Hijacker could remain in Britain indefinitely
Posted: 16th July 2012
One of a group of hijackers who commandeered an Airbus before landing at Stansted Airport has had his hopes of being allowed to stay permanently in the United Kingdom (UK) boosted by a judge’s decision.
Mustafa Abdul Hussain was one of six Iraqis who were fleeing Saddam Hussain's regime when they took over a Sudan Airways Airbus in 1996. When the plane arrived at Stansted, the hijackers gave themselves up and claimed asylum.

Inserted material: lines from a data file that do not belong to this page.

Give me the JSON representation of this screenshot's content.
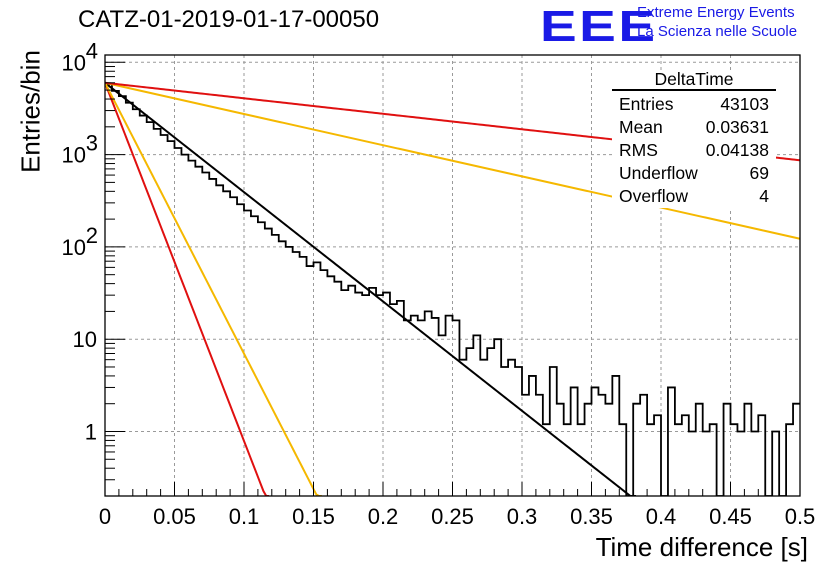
{
  "header": {
    "title": "CATZ-01-2019-01-17-00050",
    "logo_text": "EEE",
    "brand_line1": "Extreme Energy Events",
    "brand_line2": "La Scienza nelle Scuole",
    "brand_color": "#1a1ae6"
  },
  "stats_box": {
    "name": "DeltaTime",
    "rows": [
      {
        "label": "Entries",
        "value": "43103"
      },
      {
        "label": "Mean",
        "value": "0.03631"
      },
      {
        "label": "RMS",
        "value": "0.04138"
      },
      {
        "label": "Underflow",
        "value": "69"
      },
      {
        "label": "Overflow",
        "value": "4"
      }
    ]
  },
  "chart_data": {
    "type": "line",
    "xlabel": "Time difference [s]",
    "ylabel": "Entries/bin",
    "xlim": [
      0,
      0.5
    ],
    "ylim": [
      0.2,
      12000
    ],
    "y_scale": "log",
    "grid": true,
    "x_ticks": [
      "0",
      "0.05",
      "0.1",
      "0.15",
      "0.2",
      "0.25",
      "0.3",
      "0.35",
      "0.4",
      "0.45",
      "0.5"
    ],
    "x_tick_values": [
      0,
      0.05,
      0.1,
      0.15,
      0.2,
      0.25,
      0.3,
      0.35,
      0.4,
      0.45,
      0.5
    ],
    "y_ticks": [
      {
        "value": 1,
        "base": "1",
        "exp": ""
      },
      {
        "value": 10,
        "base": "10",
        "exp": ""
      },
      {
        "value": 100,
        "base": "10",
        "exp": "2"
      },
      {
        "value": 1000,
        "base": "10",
        "exp": "3"
      },
      {
        "value": 10000,
        "base": "10",
        "exp": "4"
      }
    ],
    "series": [
      {
        "kind": "histogram",
        "color": "#000000",
        "bin_width": 0.005,
        "values": [
          5800,
          4900,
          4300,
          3650,
          3100,
          2650,
          2250,
          1900,
          1630,
          1400,
          1180,
          1000,
          860,
          740,
          640,
          545,
          465,
          400,
          345,
          290,
          248,
          215,
          185,
          158,
          135,
          115,
          100,
          88,
          78,
          62,
          68,
          56,
          48,
          42,
          34,
          38,
          32,
          30,
          36,
          30,
          32,
          24,
          26,
          16,
          18,
          16,
          20,
          17,
          11,
          18,
          16,
          6,
          8,
          11,
          6,
          8,
          10,
          5,
          6,
          5,
          2.5,
          4,
          2.5,
          1.2,
          5,
          2,
          1.2,
          3,
          1.2,
          2,
          3,
          2.5,
          2,
          4,
          1.2,
          0.2,
          2,
          2.5,
          1.2,
          1.5,
          0.2,
          3,
          1.2,
          1.5,
          1,
          2,
          1,
          1.2,
          0.2,
          2,
          1.2,
          1,
          2,
          1,
          1.5,
          0.2,
          1,
          0.2,
          1.2,
          2
        ]
      },
      {
        "kind": "fit",
        "color": "#000000",
        "y0": 6000,
        "tau": 0.03666
      },
      {
        "kind": "fit",
        "color": "#e01010",
        "y0": 6000,
        "tau": 0.01119
      },
      {
        "kind": "fit",
        "color": "#f5b800",
        "y0": 6000,
        "tau": 0.0148
      },
      {
        "kind": "fit",
        "color": "#f5b800",
        "y0": 6000,
        "tau": 0.1285
      },
      {
        "kind": "fit",
        "color": "#e01010",
        "y0": 6000,
        "tau": 0.2587
      }
    ]
  }
}
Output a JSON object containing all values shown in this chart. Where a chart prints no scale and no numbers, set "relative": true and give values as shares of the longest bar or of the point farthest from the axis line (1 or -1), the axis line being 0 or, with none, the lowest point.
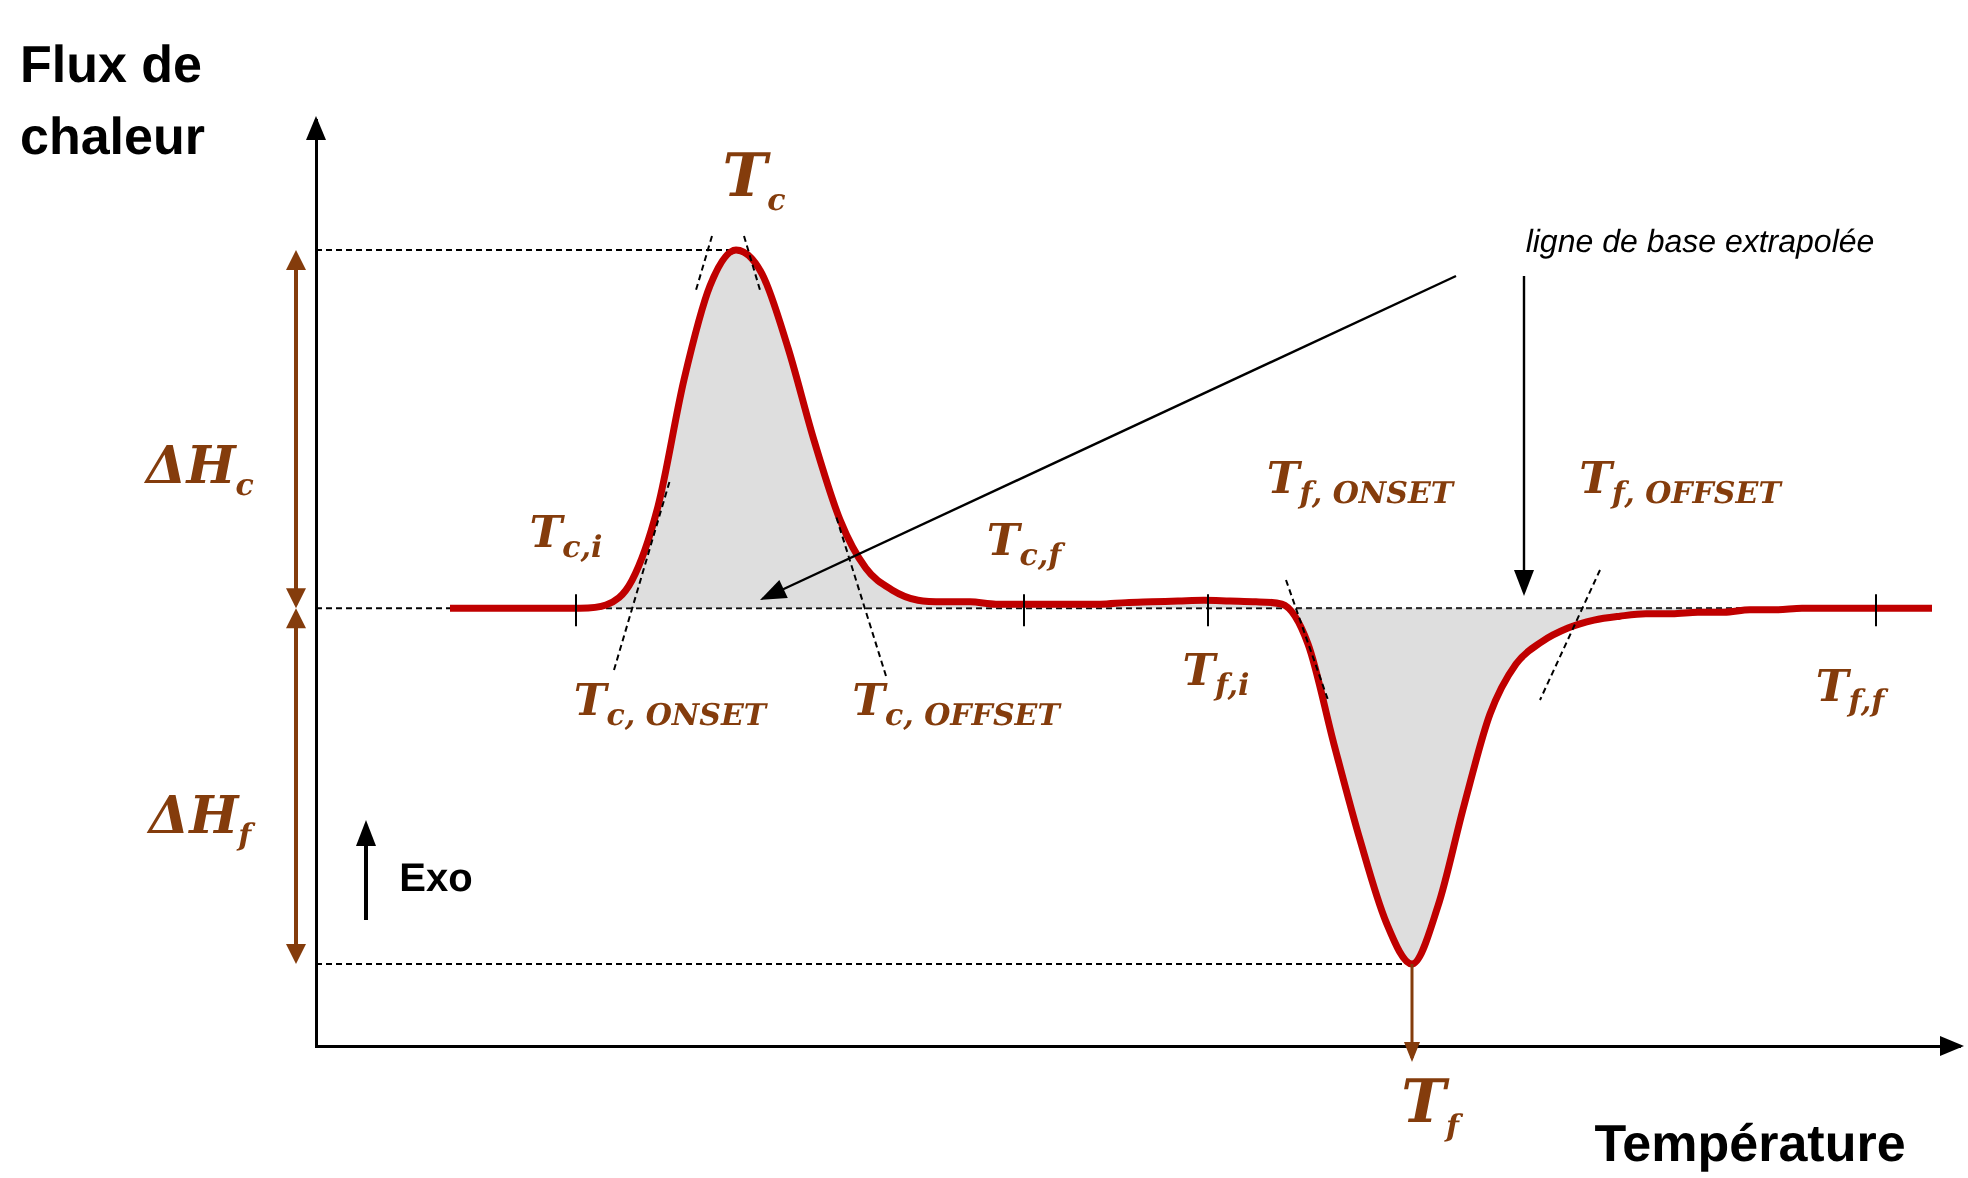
{
  "chart_data": {
    "type": "line",
    "relative": true,
    "color": "#c00000",
    "marker": "none",
    "tick_labels": false,
    "xlabel": "Température",
    "ref_lines": [
      {
        "axis": "y",
        "value": 0.55,
        "line_style": "dashed",
        "color": "#000000"
      },
      {
        "axis": "y",
        "value": 1.0,
        "line_style": "dashed",
        "color": "#000000"
      },
      {
        "axis": "y",
        "value": 0.103,
        "line_style": "dashed",
        "color": "#000000"
      }
    ],
    "ylabel": "Flux de chaleur",
    "categories": [
      null,
      null,
      null,
      null,
      null,
      null,
      null,
      null,
      null,
      null,
      null,
      null,
      null,
      null,
      null,
      null,
      null,
      null,
      null,
      null,
      null,
      null,
      null,
      null,
      null,
      null,
      null,
      null,
      null,
      null,
      null,
      null,
      null,
      null,
      null,
      null,
      null,
      null,
      null,
      null,
      null,
      null,
      null,
      null,
      null,
      null,
      null,
      null,
      null,
      null,
      null,
      null,
      null,
      null,
      null,
      null,
      null,
      null
    ],
    "values": [
      0.55,
      0.55,
      0.55,
      0.55,
      0.55,
      0.55,
      0.554,
      0.585,
      0.678,
      0.837,
      0.955,
      1.0,
      0.97,
      0.877,
      0.761,
      0.661,
      0.6,
      0.573,
      0.56,
      0.558,
      0.558,
      0.555,
      0.555,
      0.555,
      0.555,
      0.555,
      0.557,
      0.558,
      0.559,
      0.56,
      0.559,
      0.558,
      0.555,
      0.505,
      0.379,
      0.259,
      0.156,
      0.103,
      0.176,
      0.302,
      0.417,
      0.48,
      0.508,
      0.525,
      0.535,
      0.54,
      0.543,
      0.543,
      0.545,
      0.545,
      0.548,
      0.548,
      0.55,
      0.55,
      0.55,
      0.55,
      0.55,
      0.55
    ],
    "annotations": [
      "T$_{c}$",
      "ΔH$_{c}$",
      "ΔH$_{f}$",
      "T$_{c,i}$",
      "T$_{c, ONSET}$",
      "T$_{c, OFFSET}$",
      "T$_{c,f}$",
      "T$_{f,i}$",
      "T$_{f, ONSET}$",
      "T$_{f, OFFSET}$",
      "T$_{f,f}$",
      "T$_{f}$",
      "ligne de base extrapolée",
      "Exo"
    ]
  }
}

Mr Hussain, who says he had ‘no choice’ but to take part in the hijack due to his fear that he would otherwise be returned to Iraq to face execution, has stayed in the UK ever since, along with others involved in the hijacking.
The Secretary of State for the Home Department refused to grant Mr Hussain indefinite leave to remain in the UK but that decision has now been overturned by Deputy High Court Judge James Dingemanns QC.

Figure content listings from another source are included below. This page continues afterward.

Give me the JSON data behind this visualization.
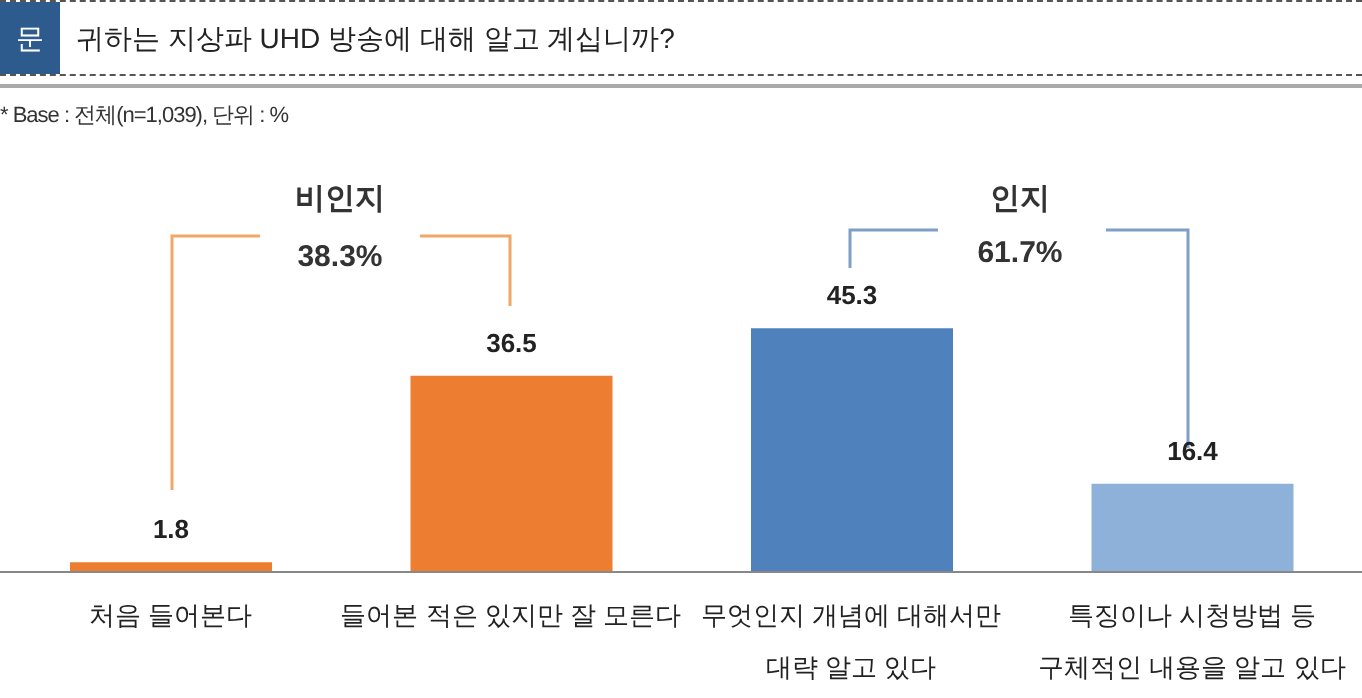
{
  "chart_data": {
    "type": "bar",
    "title": "귀하는 지상파 UHD 방송에 대해 알고 계십니까?",
    "subtitle": "* Base : 전체(n=1,039), 단위 : %",
    "categories": [
      "처음 들어본다",
      "들어본 적은 있지만 잘 모른다",
      "무엇인지 개념에 대해서만 대략 알고 있다",
      "특징이나 시청방법 등 구체적인 내용을 알고 있다"
    ],
    "values": [
      1.8,
      36.5,
      45.3,
      16.4
    ],
    "colors": [
      "#ed7d31",
      "#ed7d31",
      "#4f81bd",
      "#8eb1da"
    ],
    "data_labels": true,
    "annotations": [
      "문",
      "비인지",
      "38.3%",
      "인지",
      "61.7%"
    ]
  }
}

The Secretary of State had said that it would not be ‘conducive to the public good’ to allow Mr Hussain to remain in the UK indefinitely. She argued that he was not entitled to humanitarian protection because of his involvement in the hijacking.
However, the deputy judge pinpointed a ‘surprising’ inconsistency in the Secretary of State’s approach, observing that two other members of the Iraqi group - including the ringleader of the hijacking - had been granted indefinite leave to remain in the UK.

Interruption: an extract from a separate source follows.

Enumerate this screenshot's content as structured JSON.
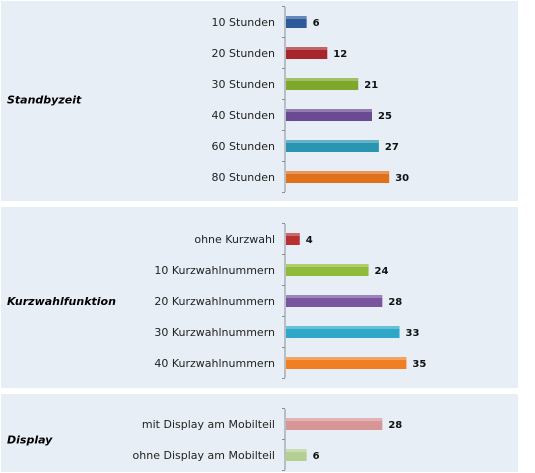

Overturning the Secretary of State’s decision, the deputy judge said that she had failed to take into account the duress Mr Hussain had been under after wrongly finding that there was no evidence that he had been at risk in Sudan.
The judge said that Mr Hussain, a Shiite Muslim, from Basrah, had been detained without trial and tortured in Iraq and sentenced to death in his absence before the hijacking. His wife had also been tortured and his brother executed.
The six Iraqis were tried, convicted and imprisoned in the UK for their involvement in the hijacking despite claiming that they acted under duress. However all save the ringleader later had their convictions quashed by the Court of Appeal.
The deputy judge ordered the Secretary of State to reconsider Mr Hussain's application for indefinite leave to remain in the UK.